Question

Let \( X_1, X_2, \dots, X_{100} \) be i.i.d. random variables with \( E(X_1) = 0 \), \( E(X_1^2) = \sigma^2 \), where \( \sigma>0 \). Let \[ S = \sum_{i=1}^{100} X_i. \] If an approximate value of \( P(S \leq 30) \) is 0.9332, then \( \sigma^2 \) equals

Hint:

Use the Central Limit Theorem to approximate the distribution of the sum of i.i.d. random variables and then standardize to find probabilities.

Answer 1

Correct Answer: 4

Step 1: Use the Central Limit Theorem.
Since \( X_1, X_2, \dots, X_{100} \) are i.i.d. random variables with mean 0 and variance \( \sigma^2 \), by the Central Limit Theorem, the sum \( S \) will be approximately normally distributed with mean 0 and variance \( 100\sigma^2 \).
Step 2: Standardizing the variable.
We standardize \( S \) by converting it to the standard normal form: \[ Z = \frac{S - 0}{\sqrt{100 \sigma^2}} = \frac{S}{10\sigma}. \] We are given that \( P(S \leq 30) = 0.9332 \), so we look up the corresponding Z-value for a probability of 0.9332 in the standard normal table.
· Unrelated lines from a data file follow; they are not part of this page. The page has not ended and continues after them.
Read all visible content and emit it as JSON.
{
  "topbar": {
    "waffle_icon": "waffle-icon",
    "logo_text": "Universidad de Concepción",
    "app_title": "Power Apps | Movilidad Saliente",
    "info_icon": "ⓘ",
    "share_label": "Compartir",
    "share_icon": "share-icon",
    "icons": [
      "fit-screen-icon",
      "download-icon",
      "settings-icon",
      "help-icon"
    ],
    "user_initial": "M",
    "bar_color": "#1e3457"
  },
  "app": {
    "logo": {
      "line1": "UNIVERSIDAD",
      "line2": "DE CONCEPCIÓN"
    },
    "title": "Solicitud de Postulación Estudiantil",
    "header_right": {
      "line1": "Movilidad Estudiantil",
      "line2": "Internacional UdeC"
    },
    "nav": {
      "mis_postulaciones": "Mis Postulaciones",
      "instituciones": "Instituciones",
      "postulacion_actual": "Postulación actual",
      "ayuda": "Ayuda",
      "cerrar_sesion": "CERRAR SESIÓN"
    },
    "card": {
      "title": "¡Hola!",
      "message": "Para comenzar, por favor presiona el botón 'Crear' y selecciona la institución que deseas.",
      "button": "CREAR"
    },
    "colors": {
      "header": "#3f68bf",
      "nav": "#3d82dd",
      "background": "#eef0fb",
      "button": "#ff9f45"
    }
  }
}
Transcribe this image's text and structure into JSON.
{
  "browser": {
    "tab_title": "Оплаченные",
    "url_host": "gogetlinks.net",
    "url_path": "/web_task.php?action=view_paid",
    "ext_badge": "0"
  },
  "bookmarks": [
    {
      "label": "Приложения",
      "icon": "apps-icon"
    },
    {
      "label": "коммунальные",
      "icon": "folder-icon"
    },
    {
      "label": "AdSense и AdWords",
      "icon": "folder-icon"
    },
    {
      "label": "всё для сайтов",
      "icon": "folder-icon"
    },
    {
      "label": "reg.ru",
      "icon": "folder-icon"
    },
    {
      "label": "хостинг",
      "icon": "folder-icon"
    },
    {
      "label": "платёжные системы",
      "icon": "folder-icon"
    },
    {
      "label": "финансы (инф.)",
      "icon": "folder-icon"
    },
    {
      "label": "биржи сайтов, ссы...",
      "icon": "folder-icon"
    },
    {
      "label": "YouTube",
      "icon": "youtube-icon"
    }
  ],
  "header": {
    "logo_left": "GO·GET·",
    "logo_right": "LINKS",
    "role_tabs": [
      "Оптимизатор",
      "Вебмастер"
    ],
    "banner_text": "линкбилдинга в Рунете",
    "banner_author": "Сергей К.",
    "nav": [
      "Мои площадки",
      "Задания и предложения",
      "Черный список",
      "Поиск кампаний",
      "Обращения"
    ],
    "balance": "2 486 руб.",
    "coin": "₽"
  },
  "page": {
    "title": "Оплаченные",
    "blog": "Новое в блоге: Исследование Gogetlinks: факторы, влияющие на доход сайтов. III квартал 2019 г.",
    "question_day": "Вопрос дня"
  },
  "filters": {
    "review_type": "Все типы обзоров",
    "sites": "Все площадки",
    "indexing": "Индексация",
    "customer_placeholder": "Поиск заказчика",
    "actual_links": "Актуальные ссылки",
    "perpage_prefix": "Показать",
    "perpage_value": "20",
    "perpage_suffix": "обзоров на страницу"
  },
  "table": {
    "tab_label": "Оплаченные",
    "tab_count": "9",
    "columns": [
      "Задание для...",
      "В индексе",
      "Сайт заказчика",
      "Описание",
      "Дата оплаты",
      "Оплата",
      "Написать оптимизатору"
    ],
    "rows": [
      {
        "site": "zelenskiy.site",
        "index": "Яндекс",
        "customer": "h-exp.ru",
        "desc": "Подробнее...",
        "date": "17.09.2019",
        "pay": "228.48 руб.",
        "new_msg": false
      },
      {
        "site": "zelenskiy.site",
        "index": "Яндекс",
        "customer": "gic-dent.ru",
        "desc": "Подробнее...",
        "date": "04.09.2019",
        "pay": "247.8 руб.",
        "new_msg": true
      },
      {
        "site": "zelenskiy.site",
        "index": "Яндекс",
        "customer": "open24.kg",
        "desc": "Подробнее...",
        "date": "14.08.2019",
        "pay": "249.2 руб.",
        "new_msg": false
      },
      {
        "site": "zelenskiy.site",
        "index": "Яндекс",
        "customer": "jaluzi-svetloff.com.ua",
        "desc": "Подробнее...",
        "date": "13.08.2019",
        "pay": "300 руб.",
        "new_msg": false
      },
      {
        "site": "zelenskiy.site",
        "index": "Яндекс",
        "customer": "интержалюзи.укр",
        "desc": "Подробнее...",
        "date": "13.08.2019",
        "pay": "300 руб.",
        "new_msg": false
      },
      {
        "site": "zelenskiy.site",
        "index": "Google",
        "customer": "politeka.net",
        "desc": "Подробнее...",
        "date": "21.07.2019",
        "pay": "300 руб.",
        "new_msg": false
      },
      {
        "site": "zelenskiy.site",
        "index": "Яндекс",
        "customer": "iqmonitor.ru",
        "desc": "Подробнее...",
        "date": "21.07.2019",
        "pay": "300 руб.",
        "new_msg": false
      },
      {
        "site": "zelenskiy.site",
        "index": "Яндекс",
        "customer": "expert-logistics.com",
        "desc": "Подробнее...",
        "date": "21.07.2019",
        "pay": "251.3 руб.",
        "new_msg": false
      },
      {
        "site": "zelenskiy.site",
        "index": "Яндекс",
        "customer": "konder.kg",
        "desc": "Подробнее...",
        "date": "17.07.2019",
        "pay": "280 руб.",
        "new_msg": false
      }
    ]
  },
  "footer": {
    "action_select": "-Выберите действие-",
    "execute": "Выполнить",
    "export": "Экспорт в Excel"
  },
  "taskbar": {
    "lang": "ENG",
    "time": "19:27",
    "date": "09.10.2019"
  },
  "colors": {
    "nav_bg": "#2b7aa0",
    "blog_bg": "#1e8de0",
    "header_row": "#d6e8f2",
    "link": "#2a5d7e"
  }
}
This corresponds to a Z-value of approximately 1.5.
Step 3: Solve for \( \sigma \).
Now we solve for \( \sigma \) using: \[ 1.5 = \frac{30}{10\sigma} \quad \Rightarrow \quad \sigma = \frac{30}{15} = 2. \] Thus, \( \sigma^2 = 4 \).

Step 4: Conclusion.
Thus, \( \sigma^2 = 4 \).